Tax onslaught from Labour and Brussels will destroy jobs
IF it moves, tax it; if it doesn’t, subsidise it; and above all make sure the tax system is as complicated as possible. That, and a nasty dose of class war and anti-finance prejudice, has become the new modus operandi for many in Britain and Europe. As a result, yesterday was one of the worst days in a long time for those of us who believe that lower and simpler taxes are key to rescuing Western nations from long-term decline.
From Brussels, we got the latest plans for a Tobin tax on financial transactions. They are even more destructive than previously thought and were rightly attacked by Barack Obama’s administration and the UK government. The big problem – apart from the fact that those who will pay the tax are investors via reduced returns, companies via a higher cost of capital and the workers who suffer as a consequence — is that they are outrageously extra-territorial, make a mockery of the single market, and are a threat to global free trade and capital flows. A transaction will be hit regardless of where it takes place, as long as it involves a financial instrument eligible to be taxed issued in one of the 11 countries stupid enough to back the tax.
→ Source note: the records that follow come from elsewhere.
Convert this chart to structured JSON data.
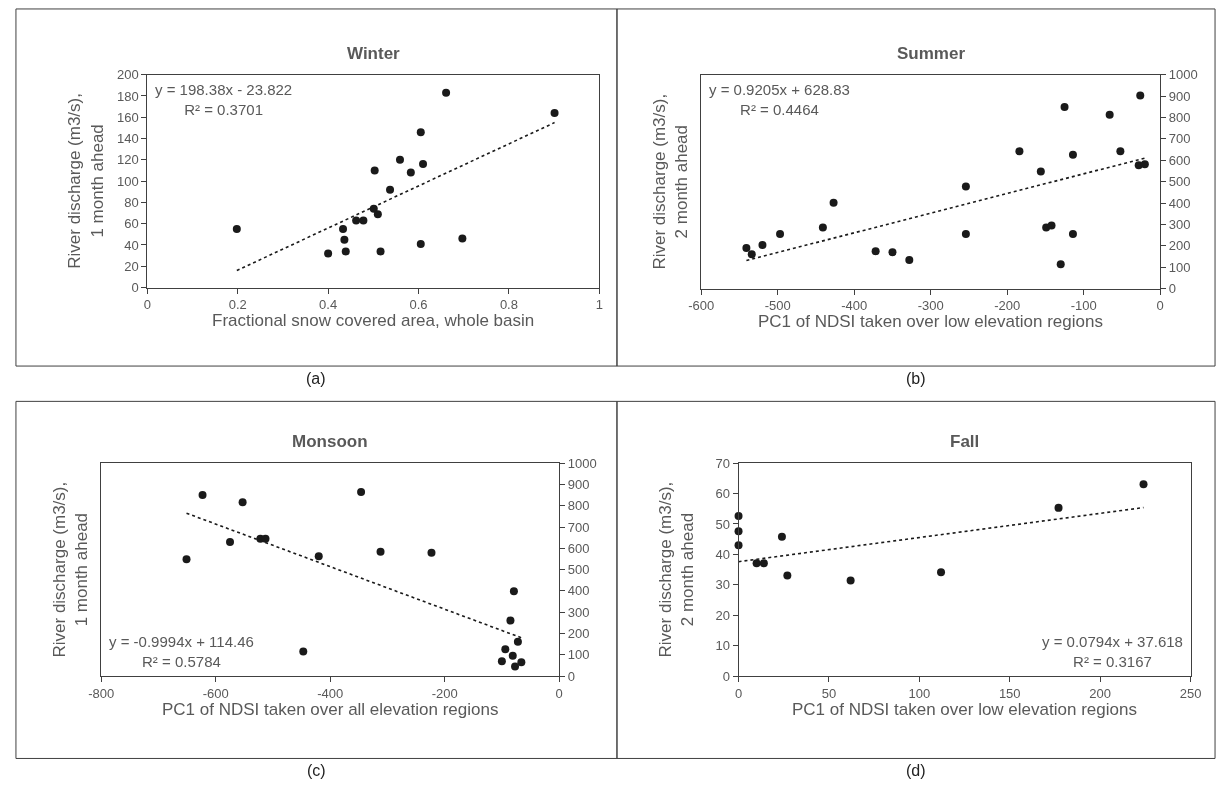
{
  "chart_data": [
    {
      "type": "scatter",
      "title": "Winter",
      "xlabel": "Fractional snow covered area, whole basin",
      "ylabel": "River discharge (m3/s),\n1 month ahead",
      "annotations": [
        "y = 198.38x - 23.822\nR² = 0.3701",
        "(a)"
      ],
      "xlim": [
        0,
        1
      ],
      "xticks": [
        0,
        0.2,
        0.4,
        0.6,
        0.8,
        1
      ],
      "ylim": [
        0,
        200
      ],
      "yticks": [
        0,
        20,
        40,
        60,
        80,
        100,
        120,
        140,
        160,
        180,
        200
      ],
      "series": [
        {
          "marker": "circle",
          "color": "#1a1a1a",
          "x": [
            0.198,
            0.4,
            0.433,
            0.436,
            0.439,
            0.462,
            0.478,
            0.501,
            0.503,
            0.51,
            0.516,
            0.537,
            0.559,
            0.583,
            0.605,
            0.605,
            0.61,
            0.661,
            0.697,
            0.901
          ],
          "values": [
            55,
            32,
            55,
            45,
            34,
            63,
            63,
            74,
            110,
            69,
            34,
            92,
            120,
            108,
            146,
            41,
            116,
            183,
            46,
            164
          ]
        },
        {
          "type": "line",
          "marker": "none",
          "line_style": "dotted",
          "color": "#1a1a1a",
          "x": [
            0.198,
            0.901
          ],
          "values": [
            16,
            155
          ]
        }
      ]
    },
    {
      "type": "scatter",
      "title": "Summer",
      "xlabel": "PC1 of NDSI taken over low elevation regions",
      "ylabel": "River discharge (m3/s),\n2 month ahead",
      "annotations": [
        "y = 0.9205x + 628.83\nR² = 0.4464",
        "(b)"
      ],
      "xlim": [
        -600,
        0
      ],
      "xticks": [
        -600,
        -500,
        -400,
        -300,
        -200,
        -100,
        0
      ],
      "y2lim": [
        0,
        1000
      ],
      "y2ticks": [
        0,
        100,
        200,
        300,
        400,
        500,
        600,
        700,
        800,
        900,
        1000
      ],
      "series": [
        {
          "marker": "circle",
          "axis": "y2",
          "color": "#1a1a1a",
          "x": [
            -541,
            -534,
            -520,
            -497,
            -441,
            -427,
            -372,
            -350,
            -328,
            -254,
            -254,
            -184,
            -156,
            -149,
            -142,
            -130,
            -125,
            -114,
            -114,
            -66,
            -52,
            -26,
            -28,
            -20
          ],
          "values": [
            190,
            160,
            204,
            255,
            285,
            401,
            175,
            170,
            134,
            477,
            255,
            642,
            547,
            285,
            295,
            114,
            849,
            626,
            255,
            813,
            642,
            903,
            577,
            581
          ]
        },
        {
          "type": "line",
          "marker": "none",
          "axis": "y2",
          "line_style": "dotted",
          "color": "#1a1a1a",
          "x": [
            -541,
            -20
          ],
          "values": [
            131,
            610
          ]
        }
      ]
    },
    {
      "type": "scatter",
      "title": "Monsoon",
      "xlabel": "PC1 of NDSI taken over all elevation regions",
      "ylabel": "River discharge (m3/s),\n1 month ahead",
      "annotations": [
        "y = -0.9994x + 114.46\nR² = 0.5784",
        "(c)"
      ],
      "xlim": [
        -800,
        0
      ],
      "xticks": [
        -800,
        -600,
        -400,
        -200,
        0
      ],
      "y2lim": [
        0,
        1000
      ],
      "y2ticks": [
        0,
        100,
        200,
        300,
        400,
        500,
        600,
        700,
        800,
        900,
        1000
      ],
      "series": [
        {
          "marker": "circle",
          "axis": "y2",
          "color": "#1a1a1a",
          "x": [
            -651,
            -623,
            -575,
            -553,
            -522,
            -513,
            -447,
            -420,
            -346,
            -312,
            -223,
            -79,
            -85,
            -72,
            -94,
            -81,
            -100,
            -66,
            -77
          ],
          "values": [
            549,
            851,
            630,
            816,
            645,
            645,
            115,
            563,
            865,
            584,
            579,
            398,
            261,
            161,
            126,
            95,
            70,
            65,
            45
          ]
        },
        {
          "type": "line",
          "marker": "none",
          "axis": "y2",
          "line_style": "dotted",
          "color": "#1a1a1a",
          "x": [
            -651,
            -66
          ],
          "values": [
            765,
            180
          ]
        }
      ]
    },
    {
      "type": "scatter",
      "title": "Fall",
      "xlabel": "PC1 of NDSI taken over low elevation regions",
      "ylabel": "River discharge (m3/s),\n2 month ahead",
      "annotations": [
        "y = 0.0794x + 37.618\nR² = 0.3167",
        "(d)"
      ],
      "xlim": [
        0,
        250
      ],
      "xticks": [
        0,
        50,
        100,
        150,
        200,
        250
      ],
      "ylim": [
        0,
        70
      ],
      "yticks": [
        0,
        10,
        20,
        30,
        40,
        50,
        60,
        70
      ],
      "series": [
        {
          "marker": "circle",
          "color": "#1a1a1a",
          "x": [
            0,
            0,
            0,
            10,
            14,
            24,
            27,
            62,
            112,
            177,
            224
          ],
          "values": [
            52.6,
            47.6,
            43.0,
            37.1,
            37.1,
            45.8,
            33.1,
            31.4,
            34.1,
            55.3,
            63.1
          ]
        },
        {
          "type": "line",
          "marker": "none",
          "line_style": "dotted",
          "color": "#1a1a1a",
          "x": [
            0,
            224
          ],
          "values": [
            37.6,
            55.4
          ]
        }
      ]
    }
  ]
}
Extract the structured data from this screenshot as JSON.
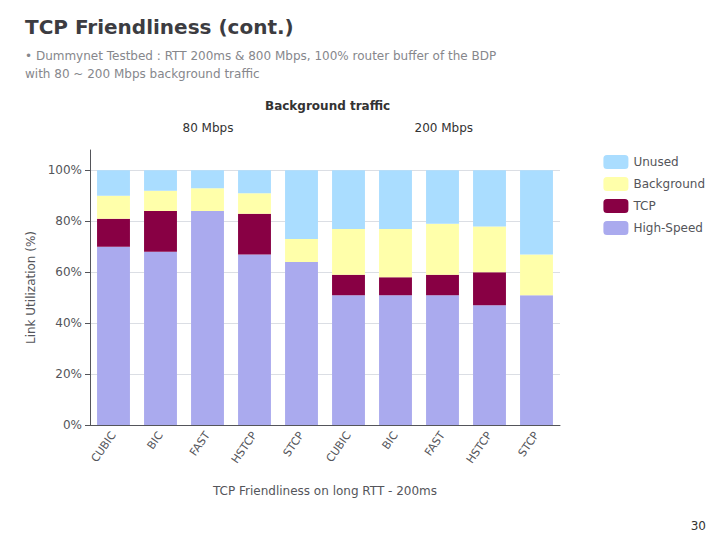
{
  "chart_data": {
    "type": "bar",
    "title": "TCP Friendliness (cont.)",
    "subtitle": [
      "• Dummynet Testbed : RTT 200ms & 800 Mbps, 100% router buffer of the BDP",
      "with 80 ~ 200 Mbps background traffic"
    ],
    "annotations": [
      "Background traffic",
      "80 Mbps",
      "200 Mbps",
      "30"
    ],
    "xlabel": "TCP Friendliness on long RTT - 200ms",
    "ylabel": "Link Utilization (%)",
    "categories": [
      "CUBIC",
      "BIC",
      "FAST",
      "HSTCP",
      "STCP",
      "CUBIC",
      "BIC",
      "FAST",
      "HSTCP",
      "STCP"
    ],
    "stacked": true,
    "series": [
      {
        "name": "High-Speed",
        "color": "#aaaaee",
        "values": [
          70,
          68,
          84,
          67,
          64,
          51,
          51,
          51,
          47,
          51
        ]
      },
      {
        "name": "TCP",
        "color": "#880044",
        "values": [
          11,
          16,
          0,
          16,
          0,
          8,
          7,
          8,
          13,
          0
        ]
      },
      {
        "name": "Background",
        "color": "#ffffaa",
        "values": [
          9,
          8,
          9,
          8,
          9,
          18,
          19,
          20,
          18,
          16
        ]
      },
      {
        "name": "Unused",
        "color": "#aaddff",
        "values": [
          10,
          8,
          7,
          9,
          27,
          23,
          23,
          21,
          22,
          33
        ]
      }
    ],
    "ylim": [
      0,
      108
    ],
    "yticks": [
      {
        "value": 0,
        "label": "0%"
      },
      {
        "value": 20,
        "label": "20%"
      },
      {
        "value": 40,
        "label": "40%"
      },
      {
        "value": 60,
        "label": "60%"
      },
      {
        "value": 80,
        "label": "80%"
      },
      {
        "value": 100,
        "label": "100%"
      }
    ],
    "grid": true,
    "legend": "right"
  }
}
Jobs will be lost in London and New York; Brussels is delusional if it thinks the tax will rise tens of billions, and even more so if it thinks this money will be a free lunch. The European Commission’s own cost-benefit analysis showed that the tax would have hugely negative side-effects.
From Ed Miliband and Ed Balls, we got a proposal for a partial reintroduction of a 10p starting rate of income tax over a very narrow range of income, to be funded by a “mansion tax”. I’m very much in favour of cutting tax on the working poor, who are being horribly squeezed by falling real wages – but the best way to do it is to increase the personal allowance, not to introduce yet another band in our overly-complex tax system. Regrettably, the Tories will presumably pre-emptively adopt it. To keep the “cost” of the measure low, and to make sure the “rich” don’t benefit, we are likely to see yet another lowering of the 40p threshold, dragging more people into the net. Those of us who believe in flatter and simpler taxes have been roundly defeated.
As to the mansion tax, it represents a return to the politics of envy of the ugliest kind. It demonises those who have done well in life. It would reopen property rights and implies that even though tax is payable on income, and stamp duty payable on house purchases, and inheritance tax payable at death, the British now believe that a hefty annual fee should also be necessary to have the right to own an expensive home.
It would require the revaluation of all homes, leading to higher council tax for hundreds of thousands. Absurdities abound: some would pay over 100 per cent tax on their income; cash-poor pensioners would be forced to extract equity or sell-up (or if the tax were deferred, fork out even more inheritance tax); someone with ten £1.9m homes and no mortgages would pay nothing but someone with one £2.1m home and a £2.3m mortgage would be hit; and so on.
The only way to salvage this awful scheme would then be to impose a fully-fledged wealth tax on all assets, with disastrous consequences. Slowly but surely, the definition of a “rich” person would be broadened. Every nation that has ever tried a wealth tax – from France to Sweden – has faced an exodus of capital and talent. The poor, who get left behind, always suffer the most. Taxing the rich until the pips squeak always means less growth, investment and jobs for the rest of us. Shame nobody ever learns.